Он знал, что не смерть жениха тому причиной: Василиса не любила Данилу. Выходит, она все так же тосковала по Михаилу? Выходит, ошибался Кондратий, думая, что детская любовь — блажь, что стоит самому Михайле поговорить с девушкой, сказать, что ничего у нее с ним не выйдет, и та образумится. А как уедет он, так с месяц погорюет и забудет. Не образумилась. Не забыла.
В конце концов Бутурлин решил отправить письмо Шейну, к тому времени назначенному воеводой в Смоленск. Он написал, что, может быть, Михаил не будет таить обиду на прежний его отказ и пришлет сватов к Василисе? Тем более (об этом Кондрат не писал, но, само собою, думал), теперь, когда Шейн стал воеводой, да еще главной крепости Царства Московского, он совсем уж и не такой плохой жених для Васьки…

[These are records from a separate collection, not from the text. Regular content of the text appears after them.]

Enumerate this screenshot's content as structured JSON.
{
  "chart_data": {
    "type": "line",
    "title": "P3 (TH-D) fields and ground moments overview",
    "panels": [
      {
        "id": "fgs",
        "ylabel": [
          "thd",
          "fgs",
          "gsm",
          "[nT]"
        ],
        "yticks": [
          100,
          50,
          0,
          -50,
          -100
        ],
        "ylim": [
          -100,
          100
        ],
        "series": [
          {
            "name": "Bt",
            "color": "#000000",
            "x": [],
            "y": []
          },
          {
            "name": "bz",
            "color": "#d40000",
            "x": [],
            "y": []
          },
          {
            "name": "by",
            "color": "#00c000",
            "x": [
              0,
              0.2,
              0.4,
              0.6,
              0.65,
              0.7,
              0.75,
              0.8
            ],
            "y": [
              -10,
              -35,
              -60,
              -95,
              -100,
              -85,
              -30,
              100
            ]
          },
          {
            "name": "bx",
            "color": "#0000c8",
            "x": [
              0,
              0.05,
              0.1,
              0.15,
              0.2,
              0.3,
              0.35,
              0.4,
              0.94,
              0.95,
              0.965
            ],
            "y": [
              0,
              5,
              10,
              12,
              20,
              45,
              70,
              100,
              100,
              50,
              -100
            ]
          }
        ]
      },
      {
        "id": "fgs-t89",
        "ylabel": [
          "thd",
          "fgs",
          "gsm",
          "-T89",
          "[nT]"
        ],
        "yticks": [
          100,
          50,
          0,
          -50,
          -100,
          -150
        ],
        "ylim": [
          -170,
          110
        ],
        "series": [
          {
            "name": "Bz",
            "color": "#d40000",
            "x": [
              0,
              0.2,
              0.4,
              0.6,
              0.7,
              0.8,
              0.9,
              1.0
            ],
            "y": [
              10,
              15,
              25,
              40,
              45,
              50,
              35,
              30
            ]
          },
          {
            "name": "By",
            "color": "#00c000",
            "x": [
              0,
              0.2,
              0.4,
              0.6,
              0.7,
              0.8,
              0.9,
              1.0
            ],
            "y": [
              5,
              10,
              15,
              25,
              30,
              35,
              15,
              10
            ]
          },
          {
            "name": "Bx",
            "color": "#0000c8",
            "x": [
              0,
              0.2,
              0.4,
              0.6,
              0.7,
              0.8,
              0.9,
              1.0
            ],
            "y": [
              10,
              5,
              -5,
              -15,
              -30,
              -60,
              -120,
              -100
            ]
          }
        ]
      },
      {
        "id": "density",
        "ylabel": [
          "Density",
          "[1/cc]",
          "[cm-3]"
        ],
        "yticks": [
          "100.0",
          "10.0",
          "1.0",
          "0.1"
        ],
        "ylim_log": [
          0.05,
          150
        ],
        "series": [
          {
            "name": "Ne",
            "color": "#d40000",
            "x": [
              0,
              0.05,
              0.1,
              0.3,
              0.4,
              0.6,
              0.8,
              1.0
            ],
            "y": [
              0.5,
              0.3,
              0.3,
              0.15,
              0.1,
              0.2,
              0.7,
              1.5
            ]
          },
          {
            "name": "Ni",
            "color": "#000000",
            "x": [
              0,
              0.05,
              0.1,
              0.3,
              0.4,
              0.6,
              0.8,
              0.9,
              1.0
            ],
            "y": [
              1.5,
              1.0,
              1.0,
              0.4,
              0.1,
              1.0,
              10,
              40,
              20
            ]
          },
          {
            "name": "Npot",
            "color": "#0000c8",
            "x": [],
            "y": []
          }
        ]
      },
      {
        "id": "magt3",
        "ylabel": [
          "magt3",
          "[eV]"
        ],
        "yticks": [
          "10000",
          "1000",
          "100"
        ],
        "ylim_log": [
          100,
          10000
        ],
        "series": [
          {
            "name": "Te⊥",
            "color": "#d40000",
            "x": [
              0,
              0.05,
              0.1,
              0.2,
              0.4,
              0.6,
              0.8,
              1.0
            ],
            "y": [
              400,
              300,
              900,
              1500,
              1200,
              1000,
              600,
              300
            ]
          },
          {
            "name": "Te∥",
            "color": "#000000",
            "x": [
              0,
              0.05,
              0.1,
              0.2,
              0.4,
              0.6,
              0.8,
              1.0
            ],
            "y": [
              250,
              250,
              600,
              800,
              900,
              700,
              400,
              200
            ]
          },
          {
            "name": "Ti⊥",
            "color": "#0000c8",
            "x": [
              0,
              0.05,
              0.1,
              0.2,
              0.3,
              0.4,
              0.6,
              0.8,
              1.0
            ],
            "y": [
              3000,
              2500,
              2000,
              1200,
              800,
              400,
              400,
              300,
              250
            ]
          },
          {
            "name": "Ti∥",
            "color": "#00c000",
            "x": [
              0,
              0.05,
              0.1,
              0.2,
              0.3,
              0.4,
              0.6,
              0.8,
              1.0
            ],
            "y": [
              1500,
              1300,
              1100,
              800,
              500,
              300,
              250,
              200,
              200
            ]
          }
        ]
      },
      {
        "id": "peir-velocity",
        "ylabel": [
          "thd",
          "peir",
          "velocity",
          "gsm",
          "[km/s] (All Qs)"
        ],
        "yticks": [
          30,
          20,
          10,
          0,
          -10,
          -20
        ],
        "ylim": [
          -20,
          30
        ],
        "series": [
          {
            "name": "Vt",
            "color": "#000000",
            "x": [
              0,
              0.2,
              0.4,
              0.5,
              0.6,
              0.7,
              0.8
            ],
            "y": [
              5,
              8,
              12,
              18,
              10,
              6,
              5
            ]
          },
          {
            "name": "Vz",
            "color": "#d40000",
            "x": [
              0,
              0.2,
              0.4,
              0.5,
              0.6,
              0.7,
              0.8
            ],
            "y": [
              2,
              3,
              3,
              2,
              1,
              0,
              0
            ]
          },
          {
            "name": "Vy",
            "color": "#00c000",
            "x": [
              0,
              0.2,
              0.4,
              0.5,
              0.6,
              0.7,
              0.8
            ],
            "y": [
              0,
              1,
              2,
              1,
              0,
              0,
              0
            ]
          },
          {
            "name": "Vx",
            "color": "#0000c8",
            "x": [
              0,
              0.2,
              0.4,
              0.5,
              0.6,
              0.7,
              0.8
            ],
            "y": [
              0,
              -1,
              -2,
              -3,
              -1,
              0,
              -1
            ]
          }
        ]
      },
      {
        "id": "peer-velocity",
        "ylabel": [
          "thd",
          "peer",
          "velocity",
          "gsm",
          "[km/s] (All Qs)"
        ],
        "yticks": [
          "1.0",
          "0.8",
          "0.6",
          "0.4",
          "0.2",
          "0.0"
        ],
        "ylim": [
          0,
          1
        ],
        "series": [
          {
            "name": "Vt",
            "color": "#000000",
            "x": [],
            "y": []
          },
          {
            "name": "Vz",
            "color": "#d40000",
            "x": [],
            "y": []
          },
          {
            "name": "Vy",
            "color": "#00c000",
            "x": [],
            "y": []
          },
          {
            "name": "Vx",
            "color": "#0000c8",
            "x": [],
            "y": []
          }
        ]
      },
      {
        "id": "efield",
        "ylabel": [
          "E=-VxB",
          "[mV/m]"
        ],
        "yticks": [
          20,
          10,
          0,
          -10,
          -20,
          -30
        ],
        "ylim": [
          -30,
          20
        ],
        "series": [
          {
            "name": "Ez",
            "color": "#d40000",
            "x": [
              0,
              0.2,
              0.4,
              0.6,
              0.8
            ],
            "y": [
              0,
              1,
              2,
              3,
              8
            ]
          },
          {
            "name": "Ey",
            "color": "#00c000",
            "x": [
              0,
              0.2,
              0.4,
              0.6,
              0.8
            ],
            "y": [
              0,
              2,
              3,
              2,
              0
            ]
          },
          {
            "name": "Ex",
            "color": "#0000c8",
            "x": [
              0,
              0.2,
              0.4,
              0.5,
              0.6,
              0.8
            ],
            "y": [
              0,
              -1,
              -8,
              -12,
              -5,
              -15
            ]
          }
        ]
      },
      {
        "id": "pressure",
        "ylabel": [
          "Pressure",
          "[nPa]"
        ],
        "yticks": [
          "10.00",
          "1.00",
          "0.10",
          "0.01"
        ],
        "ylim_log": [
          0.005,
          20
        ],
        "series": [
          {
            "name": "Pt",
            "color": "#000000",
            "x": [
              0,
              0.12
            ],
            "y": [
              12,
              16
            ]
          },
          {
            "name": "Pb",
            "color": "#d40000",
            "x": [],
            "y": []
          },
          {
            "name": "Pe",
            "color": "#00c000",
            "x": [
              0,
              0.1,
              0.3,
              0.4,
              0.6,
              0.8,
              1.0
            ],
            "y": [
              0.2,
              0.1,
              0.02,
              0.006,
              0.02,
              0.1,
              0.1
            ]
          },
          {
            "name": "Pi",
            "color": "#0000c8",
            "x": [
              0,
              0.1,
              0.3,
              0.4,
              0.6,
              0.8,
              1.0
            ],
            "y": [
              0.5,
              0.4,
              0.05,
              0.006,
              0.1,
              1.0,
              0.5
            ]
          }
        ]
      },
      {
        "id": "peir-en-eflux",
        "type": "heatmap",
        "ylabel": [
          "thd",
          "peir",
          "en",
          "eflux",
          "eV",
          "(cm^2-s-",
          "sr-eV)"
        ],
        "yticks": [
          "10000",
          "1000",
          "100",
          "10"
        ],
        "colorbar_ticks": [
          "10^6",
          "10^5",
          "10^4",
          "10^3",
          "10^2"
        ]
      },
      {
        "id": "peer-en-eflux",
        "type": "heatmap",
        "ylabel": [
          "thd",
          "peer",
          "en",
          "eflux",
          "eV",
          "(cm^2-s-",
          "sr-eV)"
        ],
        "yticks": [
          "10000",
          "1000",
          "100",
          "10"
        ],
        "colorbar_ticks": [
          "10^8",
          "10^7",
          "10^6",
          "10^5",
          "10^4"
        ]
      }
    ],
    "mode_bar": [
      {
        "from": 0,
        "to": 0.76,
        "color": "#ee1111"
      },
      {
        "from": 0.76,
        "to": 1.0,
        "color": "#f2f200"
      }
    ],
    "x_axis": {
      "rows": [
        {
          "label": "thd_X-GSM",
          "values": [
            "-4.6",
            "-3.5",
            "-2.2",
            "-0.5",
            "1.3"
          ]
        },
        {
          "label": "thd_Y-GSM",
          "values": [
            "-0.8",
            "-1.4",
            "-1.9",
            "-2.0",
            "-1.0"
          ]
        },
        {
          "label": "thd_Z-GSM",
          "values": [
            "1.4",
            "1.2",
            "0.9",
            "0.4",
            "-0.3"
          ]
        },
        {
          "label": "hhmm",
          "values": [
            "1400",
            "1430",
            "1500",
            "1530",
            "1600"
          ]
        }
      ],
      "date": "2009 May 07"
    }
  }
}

Ответ пришел спустя месяц. Михаил самым сердечным образом благодарил окольничего и сообщал, что за семь дней до получения его письма обвенчался с дочерью одного смоленского боярина Ефросинией.
Узнав о его браке, Василиса не сказала ничего. Но более даже говорить не желала о замужестве.

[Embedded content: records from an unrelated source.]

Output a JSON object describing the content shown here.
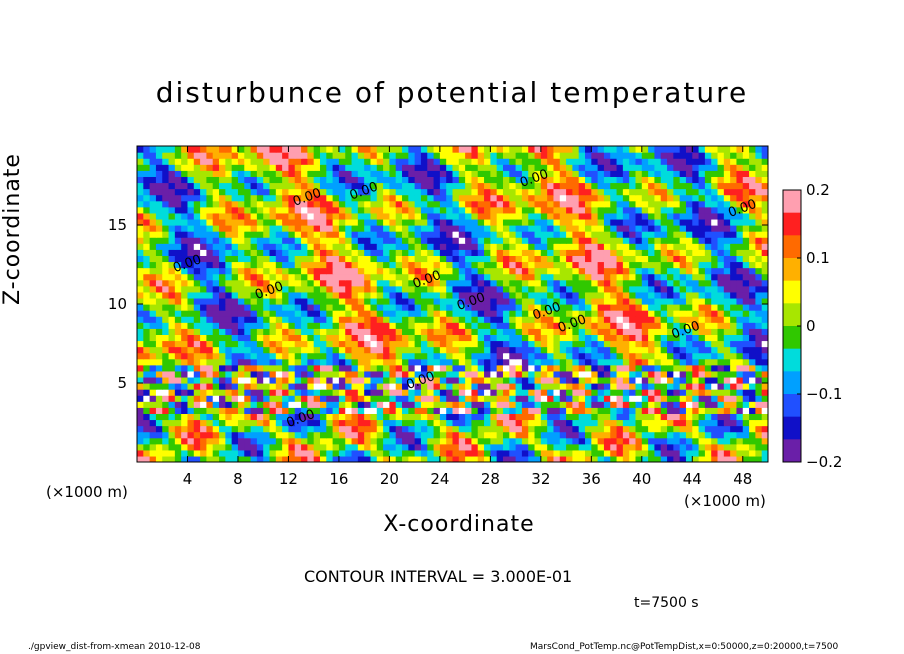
{
  "title": "disturbunce of potential temperature",
  "chart_data": {
    "type": "heatmap",
    "title": "disturbunce of potential temperature",
    "xlabel": "X-coordinate",
    "ylabel": "Z-coordinate",
    "x_unit": "(×1000 m)",
    "y_unit": "(×1000 m)",
    "xlim": [
      0,
      50
    ],
    "ylim": [
      0,
      20
    ],
    "x_ticks": [
      4,
      8,
      12,
      16,
      20,
      24,
      28,
      32,
      36,
      40,
      44,
      48
    ],
    "y_ticks": [
      5,
      10,
      15
    ],
    "colorbar": {
      "min": -0.2,
      "max": 0.2,
      "ticks": [
        0.2,
        0.1,
        0,
        -0.1,
        -0.2
      ],
      "tick_labels": [
        "0.2",
        "0.1",
        "0",
        "−0.1",
        "−0.2"
      ],
      "colors": [
        "#ff9fb0",
        "#ff2020",
        "#ff6a00",
        "#ffb000",
        "#ffff00",
        "#a8e600",
        "#30c800",
        "#00dcdc",
        "#00a0ff",
        "#2050ff",
        "#1010c8",
        "#6a1fa8"
      ]
    },
    "contour_label": "0.00",
    "contour_interval_text": "CONTOUR INTERVAL = 3.000E-01"
  },
  "annotations": {
    "time": "t=7500 s",
    "footer_left": "./gpview_dist-from-xmean   2010-12-08",
    "footer_right": "MarsCond_PotTemp.nc@PotTempDist,x=0:50000,z=0:20000,t=7500"
  }
}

Когда же спустя три года Кондратий умер, собрала все, что имела, и отправилась в монастырь Покрова Божией Матери, на который когда-то пожертвовал большие деньги ее прадед Никита Бутурлин.
Монастырь находился вблизи Самары и был ныне довольно беден, поэтому матушка-игуменья и сказала, что рада бы была Василисиным деньгам, да сомневается, выйдет ли из той монахиня.
В конце концов она оставила девушку в обители, определив ей послушание и пообещав, что если спустя год та не переменит своего намерения, то разрешит и постриг.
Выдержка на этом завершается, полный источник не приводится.